Les catégories à l’aide sociale sont discriminatoires. En quoi les besoins d’une personne avec des contraintes à l’emploi sont-ils différents de ceux d’une personne sans contrainte? C’est faux de croire, pour la très grande majorité en tout cas, qu’au-delà d’un certain seuil d’aide sociale, une personne ne voudrait plus travailler et mieux gagner sa vie si l’aide sociale est «trop» élevée. Les gens ne demandent pas mieux que de quitter l’aide sociale.

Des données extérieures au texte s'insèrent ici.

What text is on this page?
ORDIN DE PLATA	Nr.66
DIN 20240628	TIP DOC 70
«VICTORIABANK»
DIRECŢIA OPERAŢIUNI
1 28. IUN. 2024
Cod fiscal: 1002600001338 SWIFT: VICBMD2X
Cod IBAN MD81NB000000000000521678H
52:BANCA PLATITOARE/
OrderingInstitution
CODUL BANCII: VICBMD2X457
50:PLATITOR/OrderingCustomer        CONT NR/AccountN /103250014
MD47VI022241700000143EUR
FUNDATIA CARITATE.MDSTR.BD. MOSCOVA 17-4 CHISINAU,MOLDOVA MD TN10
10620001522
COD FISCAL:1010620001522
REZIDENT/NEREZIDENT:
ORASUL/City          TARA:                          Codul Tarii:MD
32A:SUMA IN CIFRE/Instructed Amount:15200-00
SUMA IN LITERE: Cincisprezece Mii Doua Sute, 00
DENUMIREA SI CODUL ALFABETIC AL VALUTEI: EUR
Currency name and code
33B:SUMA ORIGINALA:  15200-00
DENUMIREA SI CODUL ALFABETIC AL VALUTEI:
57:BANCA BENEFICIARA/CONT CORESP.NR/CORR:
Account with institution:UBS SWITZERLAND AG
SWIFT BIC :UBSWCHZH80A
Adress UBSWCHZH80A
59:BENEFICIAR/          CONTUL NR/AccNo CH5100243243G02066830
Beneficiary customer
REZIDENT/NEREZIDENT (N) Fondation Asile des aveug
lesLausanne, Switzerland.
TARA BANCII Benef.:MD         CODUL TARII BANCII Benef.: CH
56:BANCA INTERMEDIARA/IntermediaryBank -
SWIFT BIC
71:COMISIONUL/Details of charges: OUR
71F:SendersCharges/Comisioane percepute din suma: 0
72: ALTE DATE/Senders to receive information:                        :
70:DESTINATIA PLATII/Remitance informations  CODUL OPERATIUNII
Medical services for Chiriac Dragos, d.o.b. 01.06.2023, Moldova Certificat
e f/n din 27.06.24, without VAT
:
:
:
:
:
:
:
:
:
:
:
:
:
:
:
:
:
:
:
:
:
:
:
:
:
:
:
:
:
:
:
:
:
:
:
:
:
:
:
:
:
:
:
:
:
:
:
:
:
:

La pauvreté imposée aux personnes à l’aide sociale n’est rien d’autres qu’un déni des droits reconnus par des traités internationaux qu’ont signés le Québec et le Canada, dont le droit à la dignité et à un revenu suffisant pour assurer cette dignité.

Finalement, les catégories à l’aide sociale alimentent les préjugés à l’égard des personnes assistées sociales, tels que «les BS sont paresseux». Si QS veut éliminer ces préjugés, pourquoi alors les cautionner, même si c’est «en attendant» le RMG?

Québec solidaire est capable de mieux que ça

J’aurais voulu que QS aille au bout de ses idées. Ait l’audace, comme dans d’autres dossiers, de s’attaquer à la racine du problème. Même si ça coûte cher.

N'oublions pas que la pauvreté coûte cher également. Qu'en travaillant à l'éliminer, on permet à l'État d'économiser des dépenses importantes, en santé par exemple.

Au final, la lutte contre la pauvreté, c'est payant!